Performance-oriented search system for websites

Jason Deacon Team : Web Development Tags : Web Development

When allowing users to search your website you need to consider the system that will perform the actual search in the background. Many clients will choose to have Google search integrated which is perfectly adequate if you have a large public facing content website, but as soon as you want users to be able to search content which is protected through registration, or want users to search using very specific criteria (value X > 30, value Y contains "blue") then you need to look elsewhere.

Enter Lucene.NET. Lucene.NET is a .NET port of the Java-based search system, Lucene. Lucene.NET is used in tens of thousands of applications in production environments world-wide and is very robust, performant and flexible. In fact if you have used Umbraco, then you've indirectly used Lucene.NET, as Umbraco uses Examine, which internally uses Lucene.NET. The integration is typical of using a search system and very straight forward, you index it with content which is made up of one or many fields of data and then you query that index.

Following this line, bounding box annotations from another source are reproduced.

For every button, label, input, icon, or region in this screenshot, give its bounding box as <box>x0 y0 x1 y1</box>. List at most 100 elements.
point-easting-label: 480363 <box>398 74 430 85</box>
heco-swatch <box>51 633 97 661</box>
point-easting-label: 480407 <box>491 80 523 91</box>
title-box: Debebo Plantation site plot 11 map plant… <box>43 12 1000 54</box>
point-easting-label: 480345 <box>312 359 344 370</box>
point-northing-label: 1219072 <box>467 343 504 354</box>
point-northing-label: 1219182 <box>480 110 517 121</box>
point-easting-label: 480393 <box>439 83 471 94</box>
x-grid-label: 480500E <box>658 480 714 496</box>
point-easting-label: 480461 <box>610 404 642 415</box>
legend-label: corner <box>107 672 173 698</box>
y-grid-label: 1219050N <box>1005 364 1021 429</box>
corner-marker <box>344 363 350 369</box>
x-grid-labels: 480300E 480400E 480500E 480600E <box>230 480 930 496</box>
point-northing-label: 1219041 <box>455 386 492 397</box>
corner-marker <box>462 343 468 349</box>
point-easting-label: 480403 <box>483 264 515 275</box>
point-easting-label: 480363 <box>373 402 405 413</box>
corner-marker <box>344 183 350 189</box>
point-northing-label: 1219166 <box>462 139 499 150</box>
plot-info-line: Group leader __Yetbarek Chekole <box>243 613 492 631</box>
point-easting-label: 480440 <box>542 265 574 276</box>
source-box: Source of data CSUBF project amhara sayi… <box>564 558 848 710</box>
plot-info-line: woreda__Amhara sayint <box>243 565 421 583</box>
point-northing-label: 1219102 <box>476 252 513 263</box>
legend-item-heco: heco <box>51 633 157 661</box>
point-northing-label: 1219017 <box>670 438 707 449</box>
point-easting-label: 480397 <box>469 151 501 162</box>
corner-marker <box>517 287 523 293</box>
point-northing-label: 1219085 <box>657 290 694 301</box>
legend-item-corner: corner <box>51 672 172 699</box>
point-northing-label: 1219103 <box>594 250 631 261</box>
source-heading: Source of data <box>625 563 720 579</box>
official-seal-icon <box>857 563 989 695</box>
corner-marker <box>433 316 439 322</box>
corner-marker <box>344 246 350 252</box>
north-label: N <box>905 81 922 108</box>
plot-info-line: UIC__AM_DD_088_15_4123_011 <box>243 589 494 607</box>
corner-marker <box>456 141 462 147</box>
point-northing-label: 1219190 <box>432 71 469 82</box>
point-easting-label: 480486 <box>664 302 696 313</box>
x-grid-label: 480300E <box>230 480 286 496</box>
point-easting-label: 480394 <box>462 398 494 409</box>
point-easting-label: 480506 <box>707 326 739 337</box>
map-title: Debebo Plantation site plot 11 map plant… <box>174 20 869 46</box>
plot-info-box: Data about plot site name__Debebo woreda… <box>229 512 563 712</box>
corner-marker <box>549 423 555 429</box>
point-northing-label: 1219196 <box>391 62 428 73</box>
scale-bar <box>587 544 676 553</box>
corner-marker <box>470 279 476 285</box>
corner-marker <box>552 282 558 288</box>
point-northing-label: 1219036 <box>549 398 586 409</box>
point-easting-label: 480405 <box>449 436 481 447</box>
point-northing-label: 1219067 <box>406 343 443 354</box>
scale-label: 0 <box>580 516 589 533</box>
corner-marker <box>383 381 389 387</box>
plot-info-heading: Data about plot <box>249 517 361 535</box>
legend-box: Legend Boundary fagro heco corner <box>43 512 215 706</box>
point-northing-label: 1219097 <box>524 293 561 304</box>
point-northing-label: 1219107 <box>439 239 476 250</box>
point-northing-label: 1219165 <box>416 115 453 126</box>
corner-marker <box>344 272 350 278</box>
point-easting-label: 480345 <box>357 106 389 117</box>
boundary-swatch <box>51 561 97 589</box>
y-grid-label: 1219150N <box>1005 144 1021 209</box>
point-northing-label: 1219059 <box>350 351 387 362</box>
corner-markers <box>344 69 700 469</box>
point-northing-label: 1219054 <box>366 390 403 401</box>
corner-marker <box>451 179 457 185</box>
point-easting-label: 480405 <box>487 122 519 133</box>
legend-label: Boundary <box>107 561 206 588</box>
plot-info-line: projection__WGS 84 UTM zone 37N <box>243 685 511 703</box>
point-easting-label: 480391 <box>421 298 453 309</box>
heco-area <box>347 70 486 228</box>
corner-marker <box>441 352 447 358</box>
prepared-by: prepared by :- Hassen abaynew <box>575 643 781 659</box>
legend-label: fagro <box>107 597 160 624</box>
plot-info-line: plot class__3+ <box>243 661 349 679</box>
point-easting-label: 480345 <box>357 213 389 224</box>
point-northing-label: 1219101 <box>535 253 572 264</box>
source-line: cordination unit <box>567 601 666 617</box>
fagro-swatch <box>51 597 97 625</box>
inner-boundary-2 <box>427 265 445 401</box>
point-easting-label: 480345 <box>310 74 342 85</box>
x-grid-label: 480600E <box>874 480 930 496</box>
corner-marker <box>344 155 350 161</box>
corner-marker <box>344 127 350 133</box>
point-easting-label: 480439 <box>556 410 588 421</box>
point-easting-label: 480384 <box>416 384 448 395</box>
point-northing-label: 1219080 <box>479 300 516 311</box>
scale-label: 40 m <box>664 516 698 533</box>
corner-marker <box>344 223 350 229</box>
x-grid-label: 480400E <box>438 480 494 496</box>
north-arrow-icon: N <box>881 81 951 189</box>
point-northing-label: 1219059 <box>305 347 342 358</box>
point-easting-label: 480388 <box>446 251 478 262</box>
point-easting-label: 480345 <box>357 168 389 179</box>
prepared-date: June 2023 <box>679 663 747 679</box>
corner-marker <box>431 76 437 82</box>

Typically you would have your web application update the content through Lucene.NET so it can add/update the data in its internal index (which is stored on disk, rather than in a SQL database). When you tell Lucene.NET to update its index, you create a 'Document' and add fields of data to that document, telling Lucene.NET about what it should do with the data regarding indexing and storage. This is important because when you perform a query against Lucene.NET and it returns results, you are only going to get the fields of data that you specified Lucene.NET should store.

For example, if you were indexing a News item which had the following internal fields:

Id Title Date Created Short Description Full Content Author Name Last Modified By User Created By User Previous Version

You would typically tell Lucene.NET:

Id Store only
Title Store only
Date Created Store only
Short Description Store only
Full Content Store only
Author Name Store only
Last Modified By User Don't add to the document
Created By User Don't add to the document
Previous Version Don't add to the document
IndexContent: (Title + Short Description + Full Content + Author Name) Index Only

Excluding fields that are not relevant to the content to be shown to the user, or used to identify the content (it's Id) keeps the Lucene.NET indexes small and fast. The approach of having a combined field with the other data in it is just for simplicity for querying. Instead of telling Lucene.NET to first index, and then query multiple fields given the users keywords, you can just specify a single field and know exactly the content that will be searched. It's more of a time saver than a required approach when integrating Lucene.NET.

Also, by placing 'store only' fields in the Lucene documents it means that when you perform a query and get back a set of results, you should have all the information you need to display that piece of data in a search result listing, and maybe even in it's entirety which is a massive performance increase over having to perform a search query first, then retreive all matching data from your data store based on the results you get back.

Using this approach we have been able to index over one hundred thousand documents (a process which takes mere seconds when done correctly) and perform queries against them in less than 10ms.

Also, when working with Lucene (especially when developing the search queries) it helps to be able to visualise what Lucene is actually doing with your query. For that, you can use a tool called Luke which you can get from here (http://www.getopt.org/luke/). You will be able to see exactly what data you are getting back when you perform a specific query, and also be able to play around with query syntax to ensure that your code is generating the correct query when users perform searches.

Of course there's no such thing as a silver bullet, and with Lucene.NET there are a few things to keep in mind. First, the first application which uses a common Lucene.NET index location on disk holds a lock on those files, meaning that multiple applications can not use the same index at the same time. This is only really a problem if you plan on having your CMS index content that the users create and if it's a separate application (Umbraco is one instance for front end and CMS, so there are no locking issues there).